O livro do Êxodo fala do estrangeiro, da viúva, do órfão e do pobre como protótipos dos mais frágeis. Em nossos dias, existem os mesmos necessitados e ainda muitas outras classes de pessoas que são desprezadas, alijadas, deixadas de lado pela sociedade. Jesus nos revelou em outra passagem, em Lc 10,29ss, na parábola do bom samaritano, que “próximo” é todo aquele que precisa do nosso auxílio: a esses nós devemos amar como “a nós mesmos”. Somos chamados a ter para com o próximo, o mesmo cuidado que temos ou que deveríamos ter conosco mesmo. Jesus quer nos libertar do egoísmo, de uma visão autocentrada, a fim de nos projetar em direção ao outro que precisa do nosso auxílio pois, afinal, somos todos irmãos.
Ao unir esses dois mandamentos, e ao afirmar que deles “depende” toda a Lei e os Profetas, Jesus nos mostra qual é a base sobre a qual alguém pode colocar em prática a vontade Deus expressas nas Escrituras: o amor. De nada adiantaria praticar atos de devoção com relação a Deus, ou ainda distribuir meus bens aos pobres, se na base de tudo isso não existisse um amor sincero. Um eco dessa palavra de Jesus pode ser sentido em 1Cor 13, no hino à caridade, onde o apóstolo Paulo fala explicitamente que o fundamento, a base de tudo é o amor. João também afirma, na sua primeira carta, que é impossível amar a Deus sem amar, também, o irmão: “Se alguém disser: ‘Amo a Deus’, mas odeia o seu irmão, é um mentiroso: pois quem não ama seu irmão, a quem vê, a Deus, a quem não vê, não poderá amar” (1Jo 4,20).

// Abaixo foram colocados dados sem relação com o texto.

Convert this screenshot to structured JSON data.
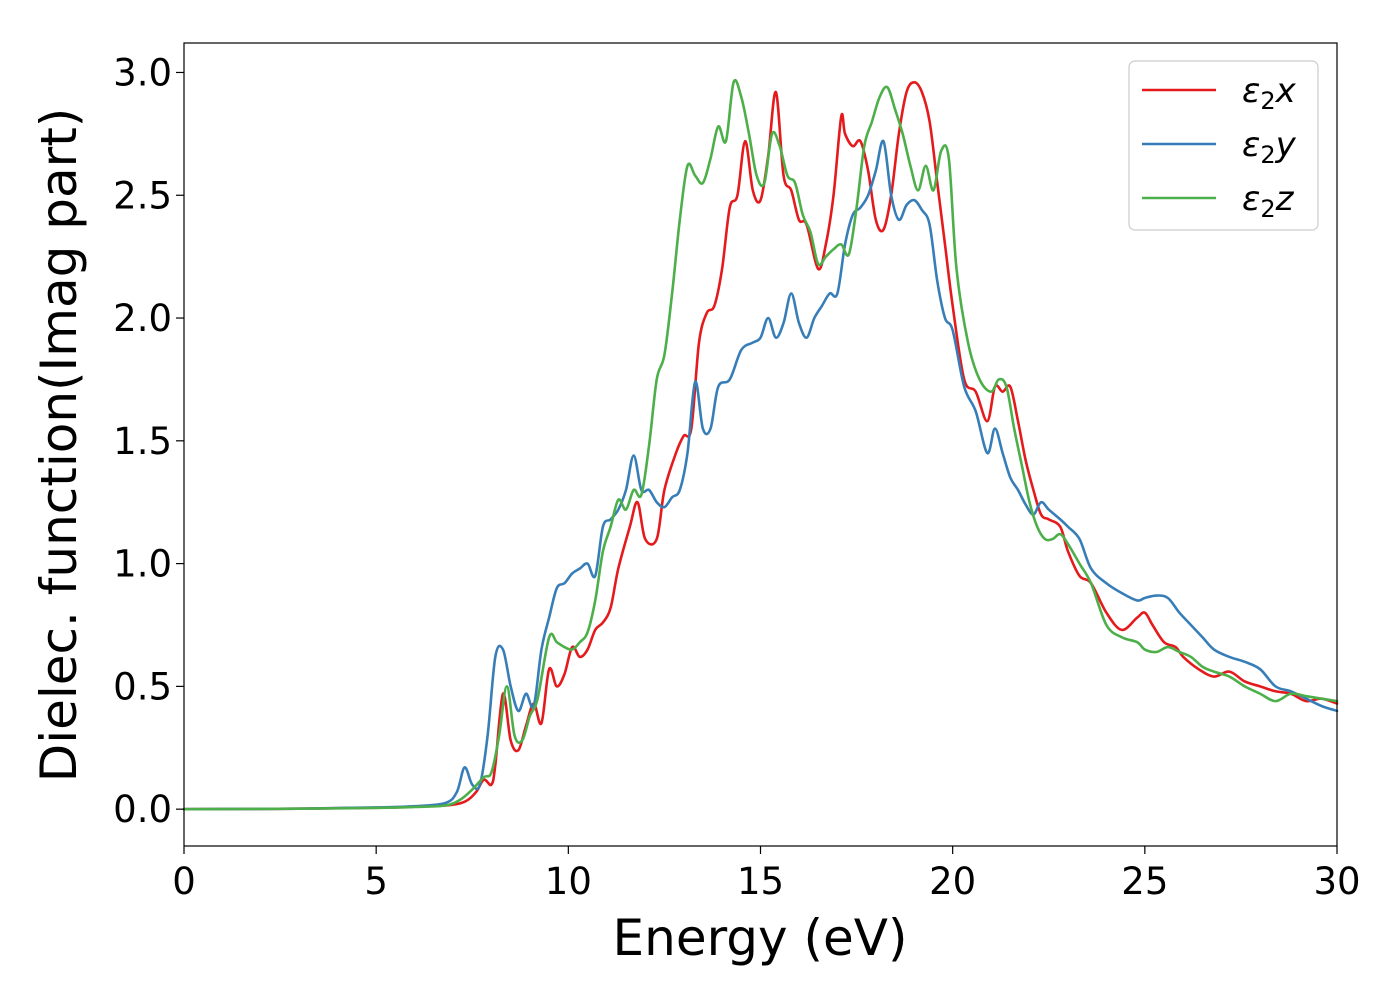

Que neste domingo esse possa ser principal pedido a Deus: amá-lo de todo o nosso coração e ao próximo como a nós mesmos. Deus, que sempre ouve o clamor do pobre, ouvirá também o clamor que brota da pobreza de nossa condição pecadora. Ele sabe o quanto somos fechados em nosso egoísmo, o quanto nossa visão de Deus é limitada e deturpada, o quanto nos preocupamos somente com nossas necessidades imediatas sem olhar o necessitado que está ao nosso lado. Se clamarmos a Ele, Ele virá em nosso auxílio, nos libertando de nós mesmos, de nossa visão limitada, de nosso egoísmo que nos adoece, a fim de que nos lancemos em direção a Ele e, a partir d’Ele, em direção a todo aquele que precisa de nosso auxílio. Assim, estaremos vivendo em plenitude a Lei, a Palavra do Senhor.